The following ridden exercises, performed at a walk and repeated on a regular basis will help target and strengthen your horse’s shoulders, thoracic sling, abdominals and hips.
- Volte – mark out a 10m circle with so that you can be precise with your line. Riding a small circle has a suppling effect on your horse’s lateral abdominal muscles. Ride around the volte, encouraging your horse to step forward and under with his inside hind leg. Make sure you follow the movement of his back and don’t block him with a ‘driving’ seat. Use your inside hip to create the bend you need and be as precise as you can to maintain the correct line. Notice if your horse falls out or falls in. Repeat the pattern until your horse feels fluid and willingly stretches down and forward into the bend. Change the rein and repeat the exercise on the new rein.
- Leg Yield – Bending against the direction of movement. This stretched leg yield with bend encourages the hips to move freely and stretches the muscles on the outside of the bend. Flex your horse against the direction of travel and use your weight in the direction of travel. Ask for the inside hind leg to step forward and under when it is in the air. This movement can be conducted on the long side of the arena or as an enlargement of the circle at a specific gateway on the volte.
- Turn on the Forehand in Motion – Bending against the direction of travel. This exercise works on many levels and when perfected later on, the horse will work in a very fluid outline. It teaches the horse to move away from a light inside leg which is the basis of straightness control, lateral work and precise cornering later on. It also builds the lateral and rotational pelvic control muscles, as well as engaging the abdominals and simultaneously lifting the spine. This can be a really difficult move to start with so only look for one or two correct steps initially. Start the exercise approximately 5m away from a corner of an arena.The idea behind the exercise is that you will ask your horse to perform an arc through the corner of the arena with his hind legs describing a larger circle than his front legs. The horse must step under his body with the inside hind leg and his quarters must move more than his fore end. Flex your horse against the direction of travel. Take your weight in the direction of travel and gently ask for a slight forward/sideways movement with your inside leg. Back up the inside leg aid with a gentle whip aid, if needed, to get the first steps and watch out for evasions such as stepping backwards and falling out on the outside shoulder.

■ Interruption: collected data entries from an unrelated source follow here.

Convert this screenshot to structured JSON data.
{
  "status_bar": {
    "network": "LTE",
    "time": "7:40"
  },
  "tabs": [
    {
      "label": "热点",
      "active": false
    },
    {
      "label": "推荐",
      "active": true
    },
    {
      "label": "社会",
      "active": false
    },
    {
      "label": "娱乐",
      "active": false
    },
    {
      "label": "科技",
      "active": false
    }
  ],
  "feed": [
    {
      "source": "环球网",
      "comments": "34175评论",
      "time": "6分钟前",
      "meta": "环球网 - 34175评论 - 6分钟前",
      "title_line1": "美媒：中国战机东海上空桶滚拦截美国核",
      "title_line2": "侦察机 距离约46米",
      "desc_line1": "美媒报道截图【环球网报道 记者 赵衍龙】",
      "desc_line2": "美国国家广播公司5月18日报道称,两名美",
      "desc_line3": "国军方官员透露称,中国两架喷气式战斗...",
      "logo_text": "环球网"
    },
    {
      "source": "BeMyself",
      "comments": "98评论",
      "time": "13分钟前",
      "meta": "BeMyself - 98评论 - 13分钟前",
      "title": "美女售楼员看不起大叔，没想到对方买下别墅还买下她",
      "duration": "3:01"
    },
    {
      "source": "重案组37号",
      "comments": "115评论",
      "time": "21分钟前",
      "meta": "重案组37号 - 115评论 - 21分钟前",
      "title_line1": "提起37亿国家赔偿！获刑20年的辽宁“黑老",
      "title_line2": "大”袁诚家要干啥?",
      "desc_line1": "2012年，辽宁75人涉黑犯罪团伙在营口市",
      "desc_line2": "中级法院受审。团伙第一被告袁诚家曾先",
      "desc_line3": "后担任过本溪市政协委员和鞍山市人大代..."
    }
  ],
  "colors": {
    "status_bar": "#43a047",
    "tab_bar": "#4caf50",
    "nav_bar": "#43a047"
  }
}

- Turn on the Haunches in Motion – Bending in the direction of travel. This exercise supples the shoulders, develops range of motion in the thoracic sling and encourages the horse to raise his withers. Start the movement 5m after the corner of an arena. The idea behind the exercise is that the horse performs an arc through the corner with his forelegs describing a larger circle than his hind legs. Flex your horse towards the direction of travel. Take your weight in the direction of travel and gently ask for a slight forward/sideways movement with your outside leg. Your outside rein and outside knee can ask the horse’s shoulders to move across. Your outside calf asks for the outside hind leg to step forward and under. Back up the outside leg aid with a gentle whip aid if needed. Watch out for evasions such as stepping backwards, throwing the haunches out or pivoting on the inside hind leg. This movement is not only a great precursor to the half pass and pirouette, it can be used to improve canter transitions.
It is important that great care is taken when introducing these exercises to your horse. Remember to reward the slightest try and appreciate that a “NO” may mean a “I CAN’T”. If you experience any difficulty try the exercise on-line or in-hand first.